Cierra los ojos y se acurruca.

—Pero ¿sabes qué no es un asco? —le pregunto, como un vendedor de los años cincuenta, con una sonrisa radiante y las cejas levantadas.

—Basta —dice Catlin—. No estoy de humor.

—¿No estás de humor… para una carta de amor de Lon? —pregunto, agitando el sobre delante de su cara como si fuera un abanico de papel en un día caluroso.

—¿Qué? —Se incorpora de golpe—. Dámela.

La lee dos veces, con expresión absorta. Intento echar un vistazo por encima de su hombro, pero me la oculta.

—¿Qué te escribió?

—Cosas sexis y privadas —contesta, meneando las cejas.

—No sería capaz.

—Claro que no. No es un cerdo.

Dejo pasar ese comentario y Catlin me enseña la carta. Es más bien una nota.

Catalina:

Hoy eché de menos tu hermoso rostro. Regresa pronto conmigo.

L

—Me encanta cómo consigue acaparar el protagonismo a pesar de que eres tú la que está enferma.

—Maddy, para. Es precioso.

Sonríe y deposita un besito en el papel. La dejo allí, releyendo la nota.

Me lavo los dientes y la cara, preparo unos leotardos y unas braguitas para mañana, y luego regreso para acostarme a su lado.

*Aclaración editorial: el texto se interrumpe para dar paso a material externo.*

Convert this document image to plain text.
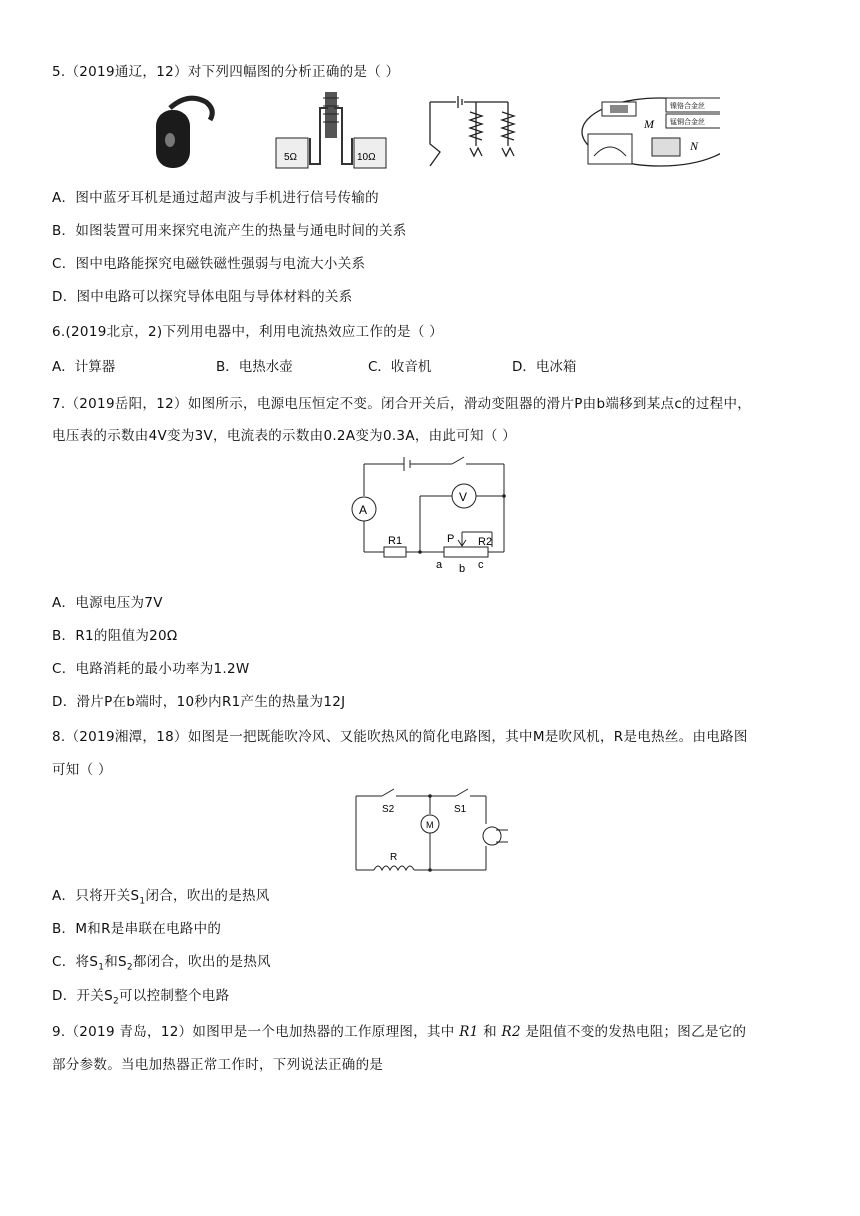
5.（2019通辽，12）对下列四幅图的分析正确的是（ ）
5Ω	10Ω
镍铬合金丝
锰铜合金丝
M
N
A．图中蓝牙耳机是通过超声波与手机进行信号传输的
B．如图装置可用来探究电流产生的热量与通电时间的关系
C．图中电路能探究电磁铁磁性强弱与电流大小关系
D．图中电路可以探究导体电阻与导体材料的关系
6.(2019北京，2)下列用电器中，利用电流热效应工作的是（ ）
A．计算器	B．电热水壶	C．收音机	D．电冰箱
7.（2019岳阳，12）如图所示，电源电压恒定不变。闭合开关后，滑动变阻器的滑片P由b端移到某点c的过程中，
电压表的示数由4V变为3V，电流表的示数由0.2A变为0.3A，由此可知（ ）
A
V
R1	P R2
a b c
A．电源电压为7V
B．R1的阻值为20Ω
C．电路消耗的最小功率为1.2W
D．滑片P在b端时，10秒内R1产生的热量为12J
8.（2019湘潭，18）如图是一把既能吹冷风、又能吹热风的简化电路图，其中M是吹风机，R是电热丝。由电路图
可知（ ）
S2	S1
M
R
A．只将开关$S_1$闭合，吹出的是热风
B．M和R是串联在电路中的
C．将$S_1$和$S_2$都闭合，吹出的是热风
D．开关$S_2$可以控制整个电路
9.（2019 青岛，12）如图甲是一个电加热器的工作原理图，其中 R1 和 R2 是阻值不变的发热电阻；图乙是它的
部分参数。当电加热器正常工作时，下列说法正确的是
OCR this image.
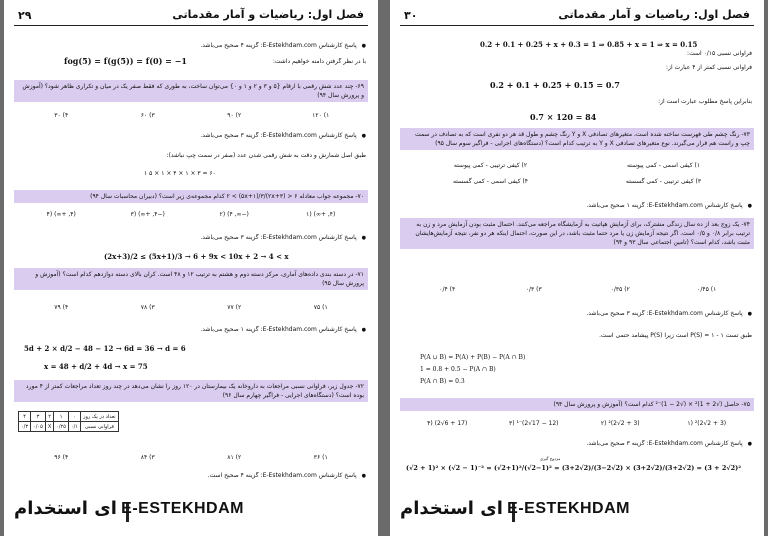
۲۹	فصل اول: ریاضیات و آمار مقدماتی
● پاسخ کارشناس E-Estekhdam.com: گزینه ۴ صحیح می‌باشد.
fog(5) = f(g(5)) = f(0) = −1	با در نظر گرفتن دامنه خواهیم داشت:
۶۹- چند عدد شش رقمی با ارقام {۵ و ۳ و ۲ و ۱ و ۰} می‌توان ساخت، به طوری که فقط صفر یک در میان و تکراری ظاهر شود؟ (آموزش و پرورش سال ۹۴)
۱) ۱۲۰
۲) ۹۰
۳) ۶۰
۴) ۳۰
● پاسخ کارشناس E-Estekhdam.com: گزینه ۳ صحیح می‌باشد.
طبق اصل شمارش و دقت به شش رقمی شدن عدد (صفر در سمت چپ نباشد):
۱ ۵ × ۱ × ۴ × ۱ × ۳ = ۶۰
۷۰- مجموعه جواب معادله ۶ < (۳+۲x)/۲ < (۵x+۱)/۳ کدام مجموعه‌ی زیر است؟ (دبیران محاسبات سال ۹۴)
(۴, +∞) (۱
(−∞, ۴) (۲
(−۴, +∞) (۳
(۴, +∞) (۴
● پاسخ کارشناس E-Estekhdam.com: گزینه ۳ صحیح می‌باشد.
(2x+3)/2 ≤ (5x+1)/3 → 6 + 9x < 10x + 2 → 4 < x
۷۱- در دسته بندی داده‌های آماری، مرکز دسته دوم و هشتم به ترتیب ۱۲ و ۴۸ است. کران بالای دسته دوازدهم کدام است؟ (آموزش و پرورش سال ۹۵)
۱) ۷۵
۲) ۷۷
۳) ۷۸
۴) ۷۹
● پاسخ کارشناس E-Estekhdam.com: گزینه ۱ صحیح می‌باشد.
5d + 2 × d/2 − 48 − 12 → 6d = 36 → d = 6
x = 48 + d/2 + 4d → x = 75
۷۲- جدول زیر، فراوانی نسبی مراجعات به داروخانه یک بیمارستان در ۱۲۰ روز را نشان می‌دهد در چند روز تعداد مراجعات کمتر از ۴ مورد بوده است؟ (دستگاه‌های اجرایی - فراگیر چهارم سال ۹۶)
تعداد در یک روز	۰	۱	۲	۳	۴
فراوانی نسبی	۰/۱	۰/۲۵	X	۰/۰۵	۰/۳
۱) ۳۶
۲) ۸۱
۳) ۸۴
۴) ۹۶
● پاسخ کارشناس E-Estekhdam.com: گزینه ۴ صحیح است.
ای استخدام E-ESTEKHDAM
۳۰	فصل اول: ریاضیات و آمار مقدماتی
0.2 + 0.1 + 0.25 + x + 0.3 = 1 ⇒ 0.85 + x = 1 ⇒ x = 0.15
فراوانی نسبی ۰/۱۵ است:
فراوانی نسبی کمتر از ۴ عبارت از:
0.2 + 0.1 + 0.25 + 0.15 = 0.7
بنابراین پاسخ مطلوب عبارت است از:
0.7 × 120 = 84
۷۳- رنگ چشم طی فهرست ساخته شده است، متغیرهای تصادفی X و Y رنگ چشم و طول قد هر دو نفری است که به تصادف در سمت چپ و راست هم قرار می‌گیرند. نوع متغیرهای تصادفی X و Y به ترتیب کدام است؟ (دستگاه‌های اجرایی - فراگیر سوم سال ۹۵)
۱) کیفی اسمی - کمی پیوسته
۲) کیفی ترتیبی - کمی پیوسته
۳) کیفی ترتیبی - کمی گسسته
۴) کیفی اسمی - کمی گسسته
● پاسخ کارشناس E-Estekhdam.com: گزینه ۱ صحیح می‌باشد.
۷۴- یک زوج بعد از ده سال زندگی مشترک، برای آزمایش هپاتیت به آزمایشگاه مراجعه می‌کنند. احتمال مثبت بودن آزمایش مرد و زن به ترتیب برابر ۰/۸ و ۰/۵ است. اگر نتیجه آزمایش زن یا مرد حتما مثبت باشد، در این صورت، احتمال اینکه هر دو نفر، نتیجه آزمایش‌هایشان مثبت باشد، کدام است؟ (تامین اجتماعی سال ۹۳ و ۹۴)
۱) ۰/۴۵
۲) ۰/۳۵
۳) ۰/۳
۴) ۰/۴
● پاسخ کارشناس E-Estekhdam.com: گزینه ۳ صحیح می‌باشد.
طبق تست ۱ - P(S) = ۱ است زیرا P(S) پیشامد حتمی است.
P(A ∪ B) = P(A) + P(B) − P(A ∩ B)
1 = 0.8 + 0.5 − P(A ∩ B)
P(A ∩ B) = 0.3
۷۵- حاصل (√2 + 1)² × (√2 − 1)⁻² کدام است؟ (آموزش و پرورش سال ۹۴)
(3 + 2√2)² (۱
(3 + 2√2)² (۲
(12 − 17√2)⁻¹ (۳
(17 + 6√2) (۴
● پاسخ کارشناس E-Estekhdam.com: گزینه ۳ صحیح می‌باشد.
(√2 + 1)² × (√2 − 1)⁻² = (√2+1)²/(√2−1)² = (3+2√2)/(3−2√2) × (3+2√2)/(3+2√2) = (3 + 2√2)²
مزدوج گیری
ای استخدام E-ESTEKHDAM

—No me empujes —refunfuña.

Está más caliente que un horno.

Le hablo del colegio, y del té con Mamó, pero a ella lo que más le interesa es hacerme preguntas sobre Lon. Qué aspecto tenía y qué dijo exactamente. Intento ser útil, pero es difícil porque es un tío muy aburrido y horrible. Catalina. ¿Quién le cambia el nombre a alguien porque le da la gana? Ni siquiera es un apodo. Cuando Catlin se duerme, me quedo tumbada en la cama una eternidad, intentando ponerme cómoda, sin conseguirlo. Noto una sensación de clara inseguridad. No es peligro exactamente. Solo inseguridad. Percibo algo aquí, repiqueteando por las cañerías. Acechando en mis sienes, en mis dedos. Puedo sentir que se me empiezan a tensar los hombros, mis articulaciones se doblan. Estoy acostumbrada a esto, sé lo que significa. Como los calambres estomacales el día antes de que me venga la regla. Voy a tener que recolectar algo pronto. Odio esta sensación y me odio a mí misma.

Mamá me llevó a un lado antes de marcharnos, para revisar todos los restos que había en mi habitación.

—¿Entiendes que esto no es un comportamiento normal, Madeline?

Asentí con la cabeza.

Lo entendía. Lo entiendo.

Me acurruco como si fuese una bolita, cierro los ojos, me clavo las uñas en la parte blanda situada debajo de los pulgares y cuento y cuento hasta que mi respiración se calma. Catlin gime y se gira hacia mí, despertándose. Puedo sentir la enfermedad brotando de ella. Tiene las manos húmedas, sudorosas. Me frota la espalda y me cuenta cosas, pequeños chismes sobre gente a la que ambas conocemos, ropa imaginaria que le gustaría ponerse. Aquellas cosas fascinantes y sin importancia cubren mi preocupación como una ventisca de nieve. Catlin sigue hablando hasta que me quedo dormida.

Sueño con bosques con dientes desparramados por el suelo, como si fueran hojas caídas. Cuando estiro la mano para tocarlos, la textura no es la correcta. Se derriten contra mi piel. Mamó está ahí.

El mundo es grande y blando. Y muy cruel.